WASHINGTON – President Donald Trump said Friday his administration would withdraw from the World Health Organization and move to revoke Hong Kong’s special trading status.
Trump did not give a timeline or specify exactly what privileges would be yanked from Hong Kong, a global financial hub that could see its status tarnished by the move.
Trump said Hong Kong is notentitled to special treatment by the United States, because it is no longer autonomous from mainland China. He said he would direct his advisers to begin the process of eliminating the “full range” of perks that Hong Kong now enjoys, which includes export controls, tariff exemptions and other benefits.
Trump also said he would formally end the U.S. relationship with the World Health Organization, blasting the multilateral institution as a tool of China.
“Chinese officials ignored their reporting obligations to the World Health Organization and pressured the World Health Organization to mislead the world,” Trump said, referring to China’s handling of the coronavirus.
Trump made the announcements during a Rose Garden event in which he leveled a long list of complaints against China – from engaging in unfair trade practices to hiding the scope and severity of the deadly coronavirus.
“The Chinese government has continually violated its promises to us and so many other nations,” Trump said, reading from a teleprompter and taking no questions from reporters.
“The world is now suffering as a result of the malfeasance of the Chinese government,” the president said. He repeated accusations that China engaged in a cover-up of the novel coronavirus that began in Wuhan before mushrooming into a global pandemic.
Trump’s two decisionscome after Xi Jinping’s government moved to impose a so-called “national security” on Hong Kong, which critics say is aimed at snuffing out pro-democracy protests that have roiled Hong Kong for months.
Tensions between Washington and Beijing have been escalating for weeks as Trump has blamed China for an alleged cover-up about the coronavirus outbreak. Chinese officials initially censored warnings about the virus and later circulated false theories asserting the coronavirus originated with the U.S. Army.
The already frayed U.S.-China relationship took a more serious turn this week after China adopted a new security law that threatens Hong Kong’s autonomy, leading the Trump administration to declare it no longer considers the city to be autonomous from mainland China.
China’s new law would ban sedition, secession and other forms of subversion by Hong Kong residents against Beijing.

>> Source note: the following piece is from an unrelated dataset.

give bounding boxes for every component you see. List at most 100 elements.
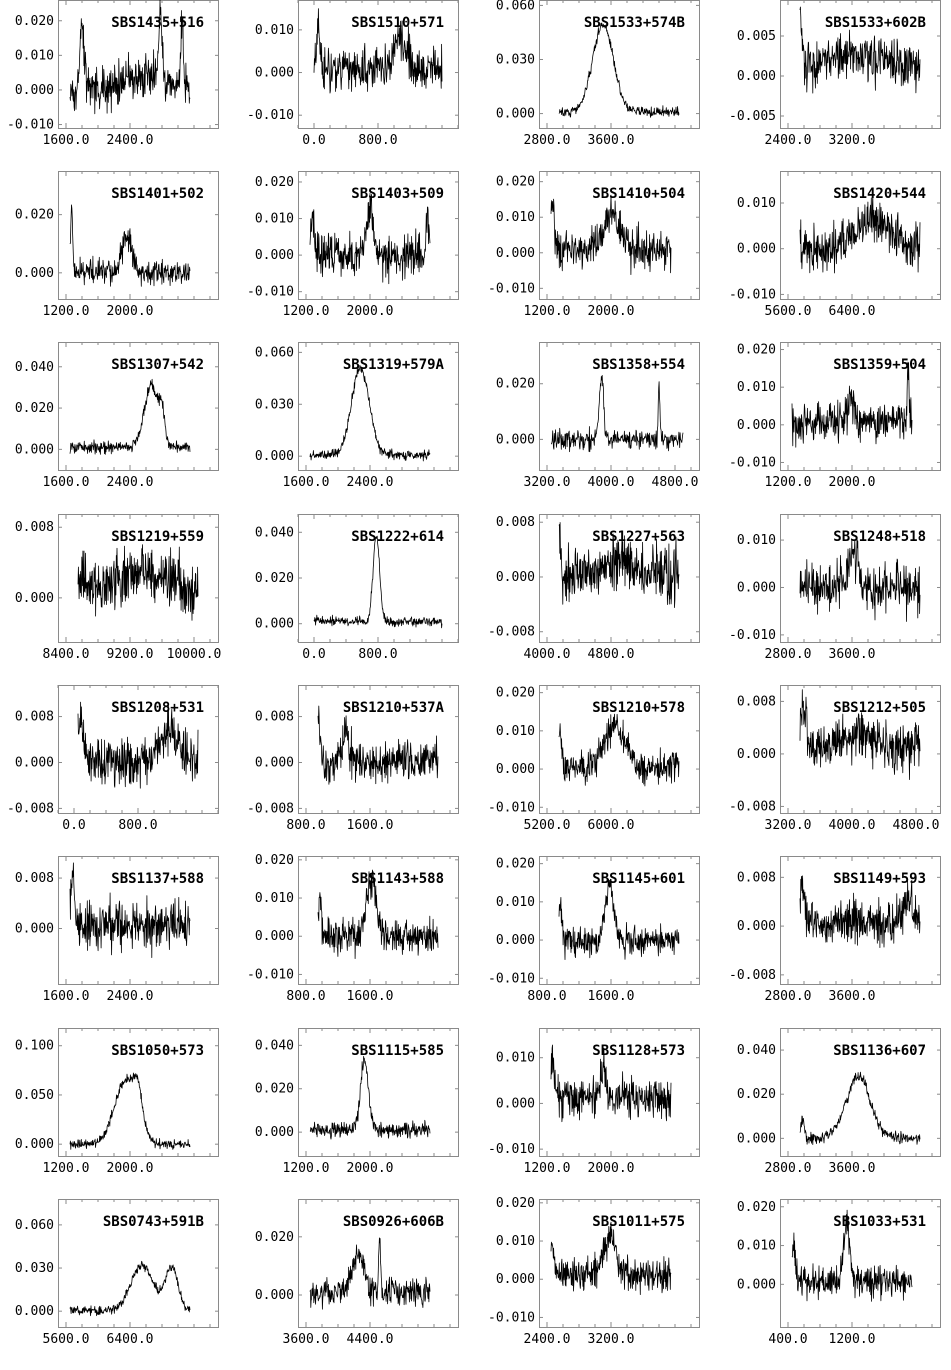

It would also allow China’s secretive state security agencies to operate in the city, sparking fear about possible arrests of pro-democracy activists.
The legislation, adopted Thursday in China’s rubber-stamp Parliament, will not take effect immediately. Chinese officials have defended the law as necessary for the country’s national security and for Hong Kong’s prosperity.
Superpower struggle:China approves sweeping national security legislation for Hong Kong, jeopardizing the city’s autonomy and angering Washington
Trump announced his decision to revoke Hong Kong’s trade status even as Washington and Beijing are in the middle of trying to implement ‘phase one’ a trade deal reached earlier this year.
Critics warned China’s new national security law for Hong Kong could spell the end of civil liberties in the city and cripple its status as a global financial hub. The Trump administration joined the United Kingdom, Canada and Australia in warning China’s action is destabilizing and “in direct conflict” with its international obligations.
The law “raises the prospect of prosecution in Hong Kong for political crimes and undermines existing commitments to protect the rights of Hong Kong people,” a joint statement said.
Hong Kong was returned to China from British control as a semiautonomous territory in 1997 – on the condition that China maintained a “one country, two systems” framework guaranteeing freedoms not found on the mainland – including freedom of speech and an independent judiciary.